如何在使用DatabricksConnect时正确访问Scala中的dbutils



我正在使用DatabricksConnect从IntelliJ IDEA(Scala(本地运行Azure Databricks集群中的代码。

一切都很好。我可以在IDE中进行本地连接、调试和检查。

我创建了一个Databricks作业来运行我的自定义应用程序JAR,但它失败了,出现了以下异常:

19/08/17 19:20:26 ERROR Uncaught throwable from user code: java.lang.NoClassDefFoundError: com/databricks/service/DBUtils$
at Main$.<init>(Main.scala:30)
at Main$.<clinit>(Main.scala)

我的Main.scala班30号线是

val dbutils: DBUtils.type = com.databricks.service.DBUtils

就像这个文档页面上描述的一样

该页面显示了一种访问DBUtils的方法,该方法既可以在本地工作,也可以在集群中工作。但是这个例子只显示了Python,而我使用的是Scala。

在本地使用databricks连接和在运行JAR的databricks作业中访问它的正确方法是什么?

更新

使用DBUtils似乎有两种方法。

1( 这里描述的DbUtils类。引用文档,这个库允许您构建和编译项目,但不允许运行它。这不允许您在集群上运行本地代码。

2( 此处介绍了Databricks Connect。这个允许您在Databricks集群中运行本地Spark代码。

问题是这两种方法有不同的设置和程序包名称。似乎没有办法在本地使用Databricks Connect(这在集群中不可用(,但通过sbt/maven添加使用DbUtils类的jar应用程序,以便集群可以访问它。

我不知道为什么你提到的文档不起作用。也许你使用了不同的依赖关系?

这些文档有一个示例应用程序,您可以下载。这是一个测试非常少的项目,所以它不会创建作业,也不会尝试在集群上运行作业,但这只是一个开始。此外,请注意,它使用dbutils-api的旧0.0.1版本。
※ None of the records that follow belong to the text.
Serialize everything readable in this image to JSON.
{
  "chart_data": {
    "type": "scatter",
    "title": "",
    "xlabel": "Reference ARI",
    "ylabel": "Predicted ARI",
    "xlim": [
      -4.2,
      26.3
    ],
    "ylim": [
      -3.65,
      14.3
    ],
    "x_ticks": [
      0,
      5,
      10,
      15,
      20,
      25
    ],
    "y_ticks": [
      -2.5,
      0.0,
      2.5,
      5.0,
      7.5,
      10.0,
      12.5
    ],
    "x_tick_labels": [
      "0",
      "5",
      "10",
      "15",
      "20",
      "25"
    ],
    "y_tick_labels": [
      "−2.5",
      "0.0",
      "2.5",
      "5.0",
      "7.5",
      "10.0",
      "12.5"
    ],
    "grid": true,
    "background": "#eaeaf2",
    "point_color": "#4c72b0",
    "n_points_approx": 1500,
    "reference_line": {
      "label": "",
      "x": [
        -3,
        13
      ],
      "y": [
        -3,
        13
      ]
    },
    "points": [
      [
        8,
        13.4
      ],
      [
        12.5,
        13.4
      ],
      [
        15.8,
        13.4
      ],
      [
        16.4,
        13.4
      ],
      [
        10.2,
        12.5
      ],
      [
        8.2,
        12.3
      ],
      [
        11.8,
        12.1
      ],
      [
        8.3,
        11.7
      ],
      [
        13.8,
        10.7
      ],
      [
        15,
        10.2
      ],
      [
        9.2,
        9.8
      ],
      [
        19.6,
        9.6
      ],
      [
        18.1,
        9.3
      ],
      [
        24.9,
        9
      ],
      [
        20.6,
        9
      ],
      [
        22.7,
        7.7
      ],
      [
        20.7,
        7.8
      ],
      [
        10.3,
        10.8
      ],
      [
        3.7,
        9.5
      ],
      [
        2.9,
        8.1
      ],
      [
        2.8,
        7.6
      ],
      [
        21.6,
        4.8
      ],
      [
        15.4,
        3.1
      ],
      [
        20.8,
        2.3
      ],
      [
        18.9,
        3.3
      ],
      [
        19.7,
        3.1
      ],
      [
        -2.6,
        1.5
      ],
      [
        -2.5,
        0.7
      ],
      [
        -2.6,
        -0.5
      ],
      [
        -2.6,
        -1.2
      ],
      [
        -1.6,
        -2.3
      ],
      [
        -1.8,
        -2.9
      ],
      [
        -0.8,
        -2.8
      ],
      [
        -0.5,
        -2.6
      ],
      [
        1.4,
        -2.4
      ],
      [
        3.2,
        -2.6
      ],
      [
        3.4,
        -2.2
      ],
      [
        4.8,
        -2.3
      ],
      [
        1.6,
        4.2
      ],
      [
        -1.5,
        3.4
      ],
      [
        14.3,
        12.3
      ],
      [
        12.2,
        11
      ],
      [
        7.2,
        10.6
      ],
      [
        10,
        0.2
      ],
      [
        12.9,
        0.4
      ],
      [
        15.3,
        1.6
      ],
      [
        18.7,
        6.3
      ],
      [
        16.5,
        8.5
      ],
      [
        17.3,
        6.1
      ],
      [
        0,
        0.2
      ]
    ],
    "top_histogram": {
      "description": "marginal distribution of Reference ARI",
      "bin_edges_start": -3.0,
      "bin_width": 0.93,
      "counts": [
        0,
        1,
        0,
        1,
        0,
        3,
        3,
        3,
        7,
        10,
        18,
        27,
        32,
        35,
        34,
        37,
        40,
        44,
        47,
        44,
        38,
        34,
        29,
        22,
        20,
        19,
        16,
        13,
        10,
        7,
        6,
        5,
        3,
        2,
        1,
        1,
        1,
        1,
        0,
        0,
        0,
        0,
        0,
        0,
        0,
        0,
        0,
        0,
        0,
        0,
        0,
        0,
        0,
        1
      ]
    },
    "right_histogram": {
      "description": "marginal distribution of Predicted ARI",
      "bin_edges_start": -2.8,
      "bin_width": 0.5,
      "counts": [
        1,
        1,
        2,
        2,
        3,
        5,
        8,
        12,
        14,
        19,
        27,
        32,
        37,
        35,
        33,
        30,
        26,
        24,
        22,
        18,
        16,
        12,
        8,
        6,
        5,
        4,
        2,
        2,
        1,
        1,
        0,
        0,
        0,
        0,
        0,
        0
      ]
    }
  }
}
因此,要解决当前问题,请尝试从其他位置导入dbutils,而不是使用com.databricks.service.DBUtils

import com.databricks.dbutils_v1.DBUtilsHolder.dbutils

或者,如果你喜欢:

import com.databricks.dbutils_v1.{DBUtilsV1, DBUtilsHolder}
type DBUtils = DBUtilsV1
val dbutils: DBUtils = DBUtilsHolder.dbutils

此外,请确保您在SBT中具有以下依赖项(如果0.0.3不起作用,可能会尝试使用版本——最新的是0.0.4(:

libraryDependencies += "com.databricks" % "dbutils-api_2.11" % "0.0.3"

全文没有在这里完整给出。